Jon Lester stood in front of a pack of reporters and cameramen, wearing a sharp suit with nowhere to go but home.
Someone asked the Boston Red Sox pitcher what he will remember most about this season, and without hesitation he whispered a one-word answer.
The Red Sox completed their late-season collapse in horrific and historic fashion Wednesday night, falling out of the playoff chase by allowing two ninth-inning runs in a 4-3 loss to the Baltimore Orioles.
Boston held a nine-game lead in the American League wild-card race after Sept. 3, but a 7-19 September swoon left them tied with Tampa Bay entering the final day of the regular season.
Only minutes after this game ended, the Rays completed their comeback from a 7-0 deficit with an 8-7 win over the New York Yankees in 12 innings.
Boston became the first team to miss the post-season after leading by as many as nine games for a playoff spot entering September, according to the Elias Sports Bureau.
"We'll go down in history as one of the worst collapses in history, so it definitely doesn't feel good to be part of that," left-fielder Carl Crawford said. "We had high expectations, and to fall short the way we did is definitely disappointing for us."
September not to remember
Boston's 7-20 record for the month is its worst September since an identical mark in 1952.
"It's just shocking. We should be playing a one-game playoff right now," Lester said. "It's just one of those things. It wasn't meant to be. It wasn't our year."
Even if Tampa Bay lost, the Red Sox faced the prospect of a quick turnaround following a long night at Camden Yards that included a rain delay of 1 hour, 26 minutes in the middle of the seventh inning.
When the rain came, Tampa Bay trailed 7-0. By the time play resumed, the Rays and Yankees were tied 7-7 heading into the 10th inning.
The Orioles won it in the ninth against Boston closer Jonathan Papelbon (4-1), who struck out the first two batters before giving up a double to Chris Davis. Nolan Reimould followed with a double to score pinch-runner Kyle Hudson, and Robert Andino completed the comeback with a single to left that a sliding Crawford couldn't glove.
"I was just overthrowing the ball, not really focusing on location," Papelbon said. "I felt great. I felt great all year."
It was only his third blown save of the season and only defeat.

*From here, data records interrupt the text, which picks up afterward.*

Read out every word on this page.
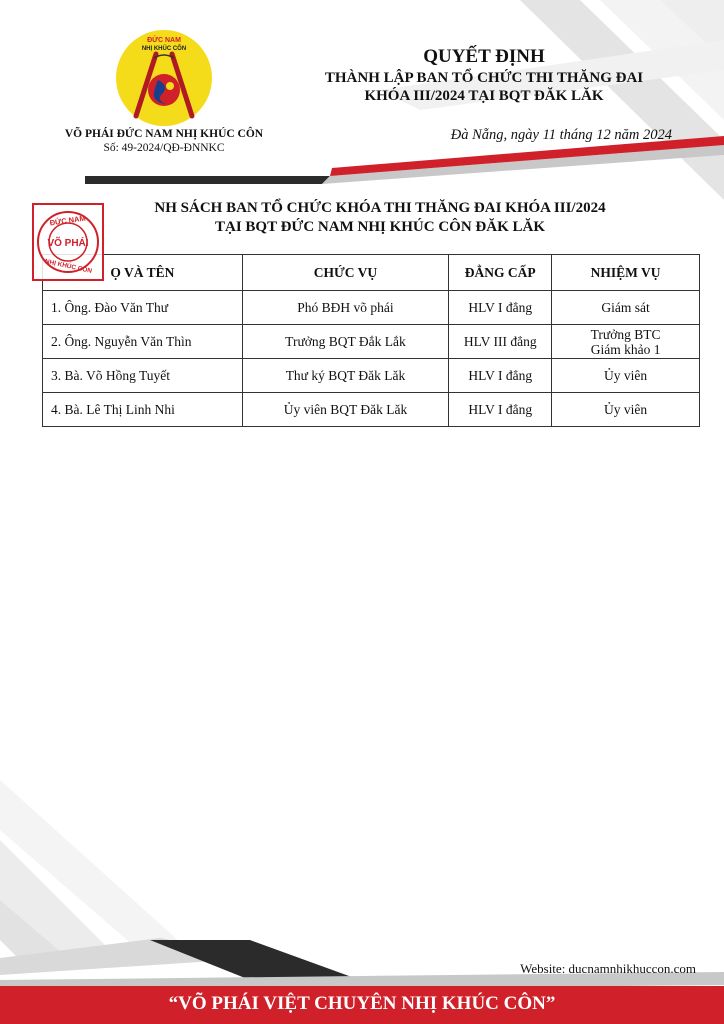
ĐỨC NAM
NHỊ KHÚC CÔN
VÕ PHÁI ĐỨC NAM NHỊ KHÚC CÔN
Số: 49-2024/QĐ-ĐNNKC
QUYẾT ĐỊNH
THÀNH LẬP BAN TỔ CHỨC THI THĂNG ĐAI
KHÓA III/2024 TẠI BQT ĐĂK LĂK
Đà Nẵng, ngày 11 tháng 12 năm 2024
ĐỨC NAM
VÕ PHÁI
NHỊ KHÚC CÔN
NH SÁCH BAN TỔ CHỨC KHÓA THI THĂNG ĐAI KHÓA III/2024
TẠI BQT ĐỨC NAM NHỊ KHÚC CÔN ĐĂK LĂK
Ọ VÀ TÊN	CHỨC VỤ	ĐẲNG CẤP	NHIỆM VỤ
1. Ông. Đào Văn Thư	Phó BĐH võ phái	HLV I đẳng	Giám sát
2. Ông. Nguyễn Văn Thìn	Trưởng BQT Đắk Lắk	HLV III đẳng	Trưởng BTC
Giám khảo 1

3. Bà. Võ Hồng Tuyết	Thư ký BQT Đăk Lăk	HLV I đẳng	Ủy viên
4. Bà. Lê Thị Linh Nhi	Ủy viên BQT Đăk Lăk	HLV I đẳng	Ủy viên
Website: ducnamnhikhuccon.com
“VÕ PHÁI VIỆT CHUYÊN NHỊ KHÚC CÔN”
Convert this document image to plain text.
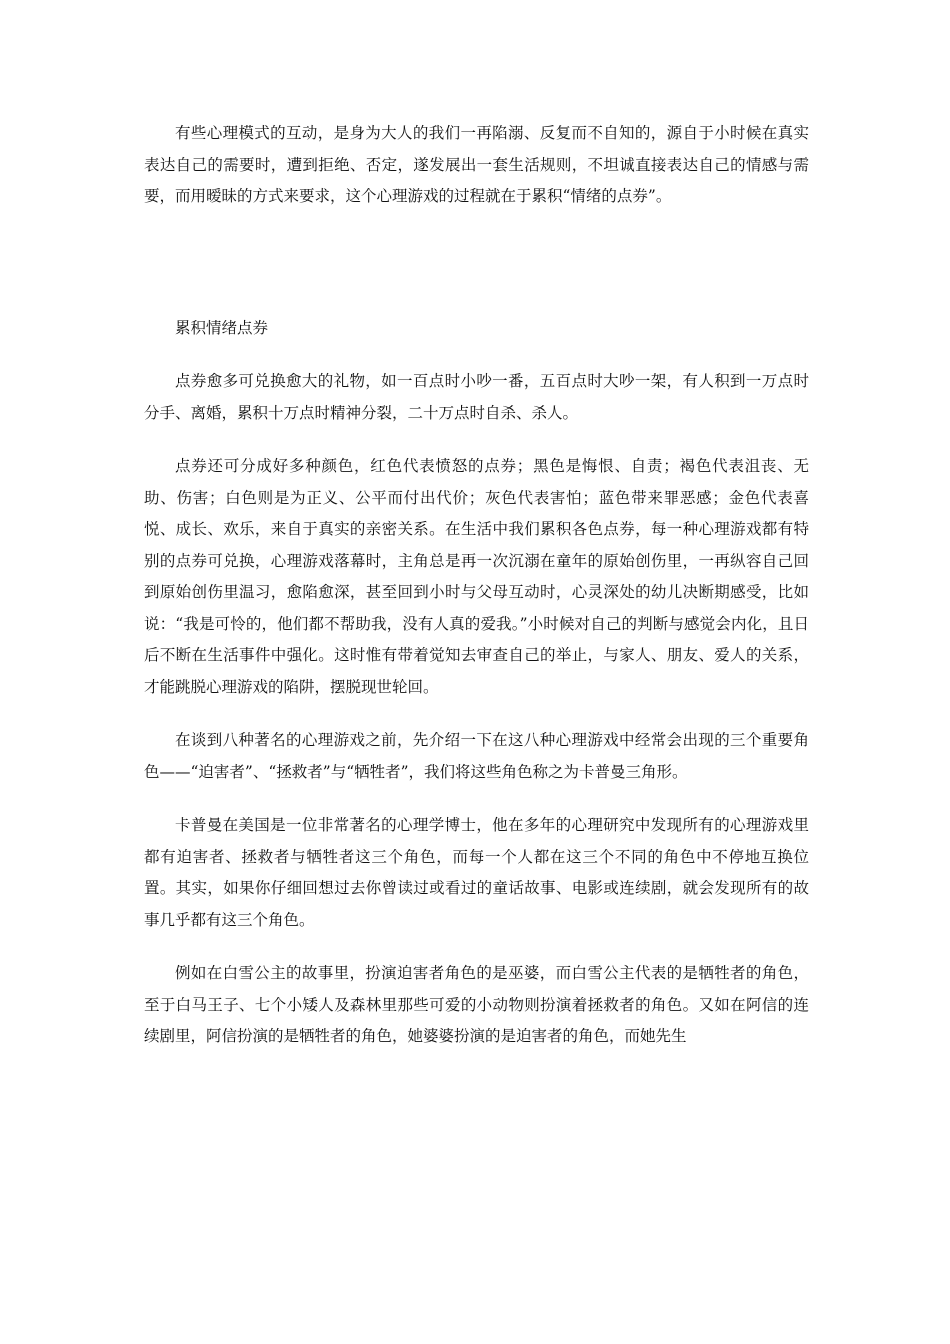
有些心理模式的互动，是身为大人的我们一再陷溺、反复而不自知的，源自于小时候在真实表达自己的需要时，遭到拒绝、否定，遂发展出一套生活规则，不坦诚直接表达自己的情感与需要，而用暧昧的方式来要求，这个心理游戏的过程就在于累积“情绪的点券”。

累积情绪点券

点券愈多可兑换愈大的礼物，如一百点时小吵一番，五百点时大吵一架，有人积到一万点时分手、离婚，累积十万点时精神分裂，二十万点时自杀、杀人。

点券还可分成好多种颜色，红色代表愤怒的点券；黑色是悔恨、自责；褐色代表沮丧、无助、伤害；白色则是为正义、公平而付出代价；灰色代表害怕；蓝色带来罪恶感；金色代表喜悦、成长、欢乐，来自于真实的亲密关系。在生活中我们累积各色点券，每一种心理游戏都有特别的点券可兑换，心理游戏落幕时，主角总是再一次沉溺在童年的原始创伤里，一再纵容自己回到原始创伤里温习，愈陷愈深，甚至回到小时与父母互动时，心灵深处的幼儿决断期感受，比如说：“我是可怜的，他们都不帮助我，没有人真的爱我。”小时候对自己的判断与感觉会内化，且日后不断在生活事件中强化。这时惟有带着觉知去审查自己的举止，与家人、朋友、爱人的关系，才能跳脱心理游戏的陷阱，摆脱现世轮回。

在谈到八种著名的心理游戏之前，先介绍一下在这八种心理游戏中经常会出现的三个重要角色——“迫害者”、“拯救者”与“牺牲者”，我们将这些角色称之为卡普曼三角形。

卡普曼在美国是一位非常著名的心理学博士，他在多年的心理研究中发现所有的心理游戏里都有迫害者、拯救者与牺牲者这三个角色，而每一个人都在这三个不同的角色中不停地互换位置。其实，如果你仔细回想过去你曾读过或看过的童话故事、电影或连续剧，就会发现所有的故事几乎都有这三个角色。

例如在白雪公主的故事里，扮演迫害者角色的是巫婆，而白雪公主代表的是牺牲者的角色，至于白马王子、七个小矮人及森林里那些可爱的小动物则扮演着拯救者的角色。又如在阿信的连续剧里，阿信扮演的是牺牲者的角色，她婆婆扮演的是迫害者的角色，而她先生
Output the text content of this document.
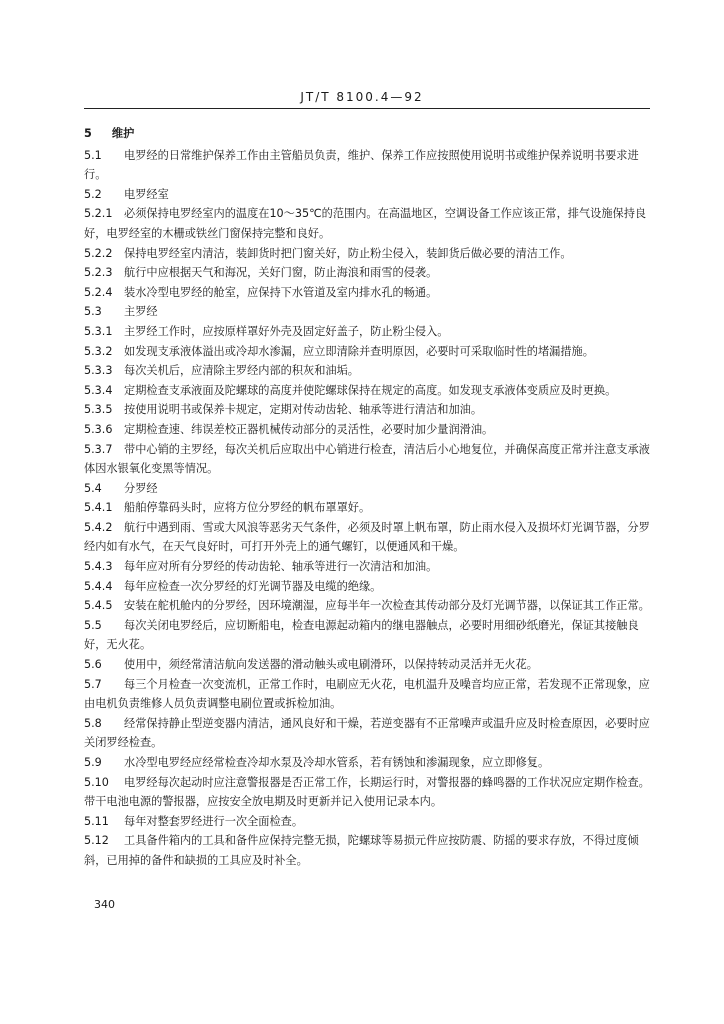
JT/T 8100.4—92
5 维护

5.1 电罗经的日常维护保养工作由主管船员负责，维护、保养工作应按照使用说明书或维护保养说明书要求进行。

5.2 电罗经室

5.2.1 必须保持电罗经室内的温度在10～35℃的范围内。在高温地区，空调设备工作应该正常，排气设施保持良好，电罗经室的木栅或铁丝门窗保持完整和良好。

5.2.2 保持电罗经室内清洁，装卸货时把门窗关好，防止粉尘侵入，装卸货后做必要的清洁工作。

5.2.3 航行中应根据天气和海况，关好门窗，防止海浪和雨雪的侵袭。

5.2.4 装水冷型电罗经的舱室，应保持下水管道及室内排水孔的畅通。

5.3 主罗经

5.3.1 主罗经工作时，应按原样罩好外壳及固定好盖子，防止粉尘侵入。

5.3.2 如发现支承液体溢出或冷却水渗漏，应立即清除并查明原因，必要时可采取临时性的堵漏措施。

5.3.3 每次关机后，应清除主罗经内部的积灰和油垢。

5.3.4 定期检查支承液面及陀螺球的高度并使陀螺球保持在规定的高度。如发现支承液体变质应及时更换。

5.3.5 按使用说明书或保养卡规定，定期对传动齿轮、轴承等进行清洁和加油。

5.3.6 定期检查速、纬误差校正器机械传动部分的灵活性，必要时加少量润滑油。

5.3.7 带中心销的主罗经，每次关机后应取出中心销进行检查，清洁后小心地复位，并确保高度正常并注意支承液体因水银氧化变黑等情况。

5.4 分罗经

5.4.1 船舶停靠码头时，应将方位分罗经的帆布罩罩好。

5.4.2 航行中遇到雨、雪或大风浪等恶劣天气条件，必须及时罩上帆布罩，防止雨水侵入及损坏灯光调节器，分罗经内如有水气，在天气良好时，可打开外壳上的通气螺钉，以便通风和干燥。

5.4.3 每年应对所有分罗经的传动齿轮、轴承等进行一次清洁和加油。

5.4.4 每年应检查一次分罗经的灯光调节器及电缆的绝缘。

5.4.5 安装在舵机舱内的分罗经，因环境潮湿，应每半年一次检查其传动部分及灯光调节器，以保证其工作正常。

5.5 每次关闭电罗经后，应切断船电，检查电源起动箱内的继电器触点，必要时用细砂纸磨光，保证其接触良好，无火花。

5.6 使用中，须经常清洁航向发送器的滑动触头或电刷滑环，以保持转动灵活并无火花。

5.7 每三个月检查一次变流机，正常工作时，电刷应无火花，电机温升及噪音均应正常，若发现不正常现象，应由电机负责维修人员负责调整电刷位置或拆检加油。

5.8 经常保持静止型逆变器内清洁，通风良好和干燥，若逆变器有不正常噪声或温升应及时检查原因，必要时应关闭罗经检查。

5.9 水冷型电罗经应经常检查冷却水泵及冷却水管系，若有锈蚀和渗漏现象，应立即修复。

5.10 电罗经每次起动时应注意警报器是否正常工作，长期运行时，对警报器的蜂鸣器的工作状况应定期作检查。带干电池电源的警报器，应按安全放电期及时更新并记入使用记录本内。

5.11 每年对整套罗经进行一次全面检查。

5.12 工具备件箱内的工具和备件应保持完整无损，陀螺球等易损元件应按防震、防摇的要求存放，不得过度倾斜，已用掉的备件和缺损的工具应及时补全。

340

"I don't think is going to define me as a player. I don't think this is going to define this ballclub this year," Papelbon said, his voice breaking. "I don't know about everyone else in this clubhouse, but whatever doesn't kill you makes you stronger."
Jim Johnson (6-5) worked the ninth for Baltimore.
"To walk off, everybody wants to walk off," Andino said. "It's priceless man, you don't have any words for it. Just enjoy it, and there's no tomorrow, so next year."
The same can be said for Boston.
Dustin Pedroia homered for the Red Sox, who went through the entire month of September without winning consecutive games.
"I'm devastated. I'm heartbroken," Pedroia said. "To play hard for 161 games like we have and have it end like this. ... It should not have gone down to the last game of the season to decide if we were going to the post-season."
Pitching on three days' rest, Lester limited the last-place Orioles to two runs and four hits over six gritty innings. But it wasn't enough to prevent the Red Sox from absorbing one final blow.
"We're not very happy right now," manager Terry Francona said. "We needed to take care of business and we didn't."
Boston had several chances to pad a 3-2 lead it took in the fifth inning but was never able to complete the task.
After Pedroia hit a solo homer off Alfredo Simon in the fifth, the Orioles got the potential tying run to third base in the bottom half and in the sixth before Lester worked out of trouble.
In the seventh, Boston's David Ortiz was thrown out trying to stretch a single, and with two outs rookie catcher Ryan Lavanway bounced into a fielder's choice. Lavanway, who homered twice in an 8-7 win Tuesday, went 0 for 5 and stranded nine runners.
The Red Sox blew another chance to increase the lead in the eighth when Marco Scutaro took off from first base on a double by Crawford. But Scutaro stutter-stepped before getting to third and was out at the plate.
In the ninth, Lavanway grounded into a double play with one out and the bases loaded. It was the third time he came to the plate following an intentional walk to Adrian Gonzalez.
About 10 minutes later, Boston's season was done.
"I can guarantee you that everyone in this room will learn from this," Ortiz said. "Trust me, a lot of guys in here will be thinking about what happened for a long time."
The Red Sox went up 1-0 in the third when Mike Aviles walked, took second on a single by Jacoby Ellsbury and scored on a single by Pedroia. Ellsbury's single extended his hitting streak against Baltimore to 36 games, dating to April 2009.
J.J. Hardy hit a two-run homer in the bottom half, only minutes after the scoreboard showed the Yankees increasing their lead over Tampa Bay to 5-0. Hardy's 30th homer followed a leadoff walk to Davis.
Boston pulled even in the fourth when Scutaro doubled, advanced on a groundout and scored on a balk.